La intercesión del papa, del rey de España, de varios presidentes y parlamentos americanos promovida por Margot Batre logró salvarle la vida. Se radicará en Costa Rica. Allí conocerá a una prima de su esposa, una chica de 19 años, que sería la madre de su hijo Jorge Santos.
La hora de la espada
Diplomático, asesor de Pancho Villa durante la Revolución Mexicana, defendía su ideal de las «Dictaduras Organizadoras» contra «la farsa democrática» que definía como «una oligarquía plutocrática». «Lástima del país que ni siquiera puede contar en su Historia con un tirano… ¡Si un Rosas nos hubiera purificado la administración pública…!», lamentará en 1922.

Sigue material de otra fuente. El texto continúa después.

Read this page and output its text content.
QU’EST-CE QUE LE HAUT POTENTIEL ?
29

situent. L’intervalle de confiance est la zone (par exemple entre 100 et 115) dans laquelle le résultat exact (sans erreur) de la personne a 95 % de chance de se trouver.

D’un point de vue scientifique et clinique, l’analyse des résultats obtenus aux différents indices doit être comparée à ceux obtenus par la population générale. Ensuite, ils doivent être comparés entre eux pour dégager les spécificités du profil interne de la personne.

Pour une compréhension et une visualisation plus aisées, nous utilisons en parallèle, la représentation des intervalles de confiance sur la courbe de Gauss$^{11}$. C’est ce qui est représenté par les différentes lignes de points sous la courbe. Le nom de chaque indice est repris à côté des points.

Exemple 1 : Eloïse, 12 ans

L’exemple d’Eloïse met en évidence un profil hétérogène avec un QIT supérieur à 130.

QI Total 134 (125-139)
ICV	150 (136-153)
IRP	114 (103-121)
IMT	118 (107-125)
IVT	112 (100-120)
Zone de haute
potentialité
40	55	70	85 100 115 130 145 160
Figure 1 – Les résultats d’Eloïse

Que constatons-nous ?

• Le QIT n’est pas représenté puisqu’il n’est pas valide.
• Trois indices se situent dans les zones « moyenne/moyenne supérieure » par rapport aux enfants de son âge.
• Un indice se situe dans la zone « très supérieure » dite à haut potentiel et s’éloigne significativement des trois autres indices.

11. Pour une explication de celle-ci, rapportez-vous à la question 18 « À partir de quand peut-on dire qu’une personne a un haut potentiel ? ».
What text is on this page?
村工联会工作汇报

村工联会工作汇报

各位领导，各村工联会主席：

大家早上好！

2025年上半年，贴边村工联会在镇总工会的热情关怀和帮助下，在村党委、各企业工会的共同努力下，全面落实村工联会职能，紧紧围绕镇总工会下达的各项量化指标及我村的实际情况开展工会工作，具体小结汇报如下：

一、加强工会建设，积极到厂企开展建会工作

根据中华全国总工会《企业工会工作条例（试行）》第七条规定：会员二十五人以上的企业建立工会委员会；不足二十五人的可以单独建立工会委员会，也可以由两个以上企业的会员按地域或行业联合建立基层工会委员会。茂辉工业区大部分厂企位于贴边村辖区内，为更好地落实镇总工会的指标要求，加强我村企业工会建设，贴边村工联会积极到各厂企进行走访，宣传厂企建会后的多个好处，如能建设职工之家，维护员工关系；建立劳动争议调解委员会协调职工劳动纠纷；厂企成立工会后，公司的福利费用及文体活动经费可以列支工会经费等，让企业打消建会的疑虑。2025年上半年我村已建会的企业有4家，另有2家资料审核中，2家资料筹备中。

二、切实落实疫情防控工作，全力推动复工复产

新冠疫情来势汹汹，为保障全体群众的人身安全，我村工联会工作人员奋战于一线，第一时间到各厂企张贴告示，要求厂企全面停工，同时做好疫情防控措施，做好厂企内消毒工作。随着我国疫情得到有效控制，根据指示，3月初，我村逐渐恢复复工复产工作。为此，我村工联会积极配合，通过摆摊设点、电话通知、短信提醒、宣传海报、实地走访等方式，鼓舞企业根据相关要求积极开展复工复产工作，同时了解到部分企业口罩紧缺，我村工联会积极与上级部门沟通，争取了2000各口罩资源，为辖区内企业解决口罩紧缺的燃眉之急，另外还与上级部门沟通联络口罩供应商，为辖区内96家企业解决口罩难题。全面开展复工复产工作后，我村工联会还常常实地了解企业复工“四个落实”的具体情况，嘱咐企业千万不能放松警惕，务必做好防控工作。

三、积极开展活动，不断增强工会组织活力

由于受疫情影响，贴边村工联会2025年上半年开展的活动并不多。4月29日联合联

Esos juicios, así como su apoyo como asesor de muchos dictadores, le ocasionaban partidarios acérrimos y no pocos enemigos. Cuando en 1925 coincide con Lugones en un acto realizado en Lima y ambos hacen la apología de los gobiernos militares, el mexicano José Vasconcelos le responde con dureza desde el exterior. Chocano replica. Otros escritores se suman a la crítica. Entre ellos, Edwin Elmore Letts escribe una nota para el medio La Crónica. Enterado Chocano por el propio director del diario, de que no se publicaría el artículo, igual telefonea a Elmore y lo cubre de insultos. Esa tarde se encuentran por casualidad en la puerta del diario El Comercio. Elmore lo golpea, Chocano le dispara en el vientre. Operado, Elmore muere a los dos días. Chocano escribe El Libro de mi proceso intentando demostrar la legítima defensa. Lo condenan a tres años de prisión. Llueven las cartas pidiendo su liberación: Lugones, Constancio Vigil, Juana de Ibarbourou, Zorrilla de San Martín, Elías Regules, Edgardo Ubaldo Genta, Víctor Pérez Petit, Javier de Viana, Ariosto González, José Eustasio Rivera…, piden por el poeta. Luego de 14 meses detenido en el Hospital Militar, el gobierno peruano le concede la libertad por una ley especial.
Chocano parte para Chile donde en 1934 encontrará la muerte a manos de un desequilibrado que lo apuñala en un tranvía. Le había llegado la hora del lirón.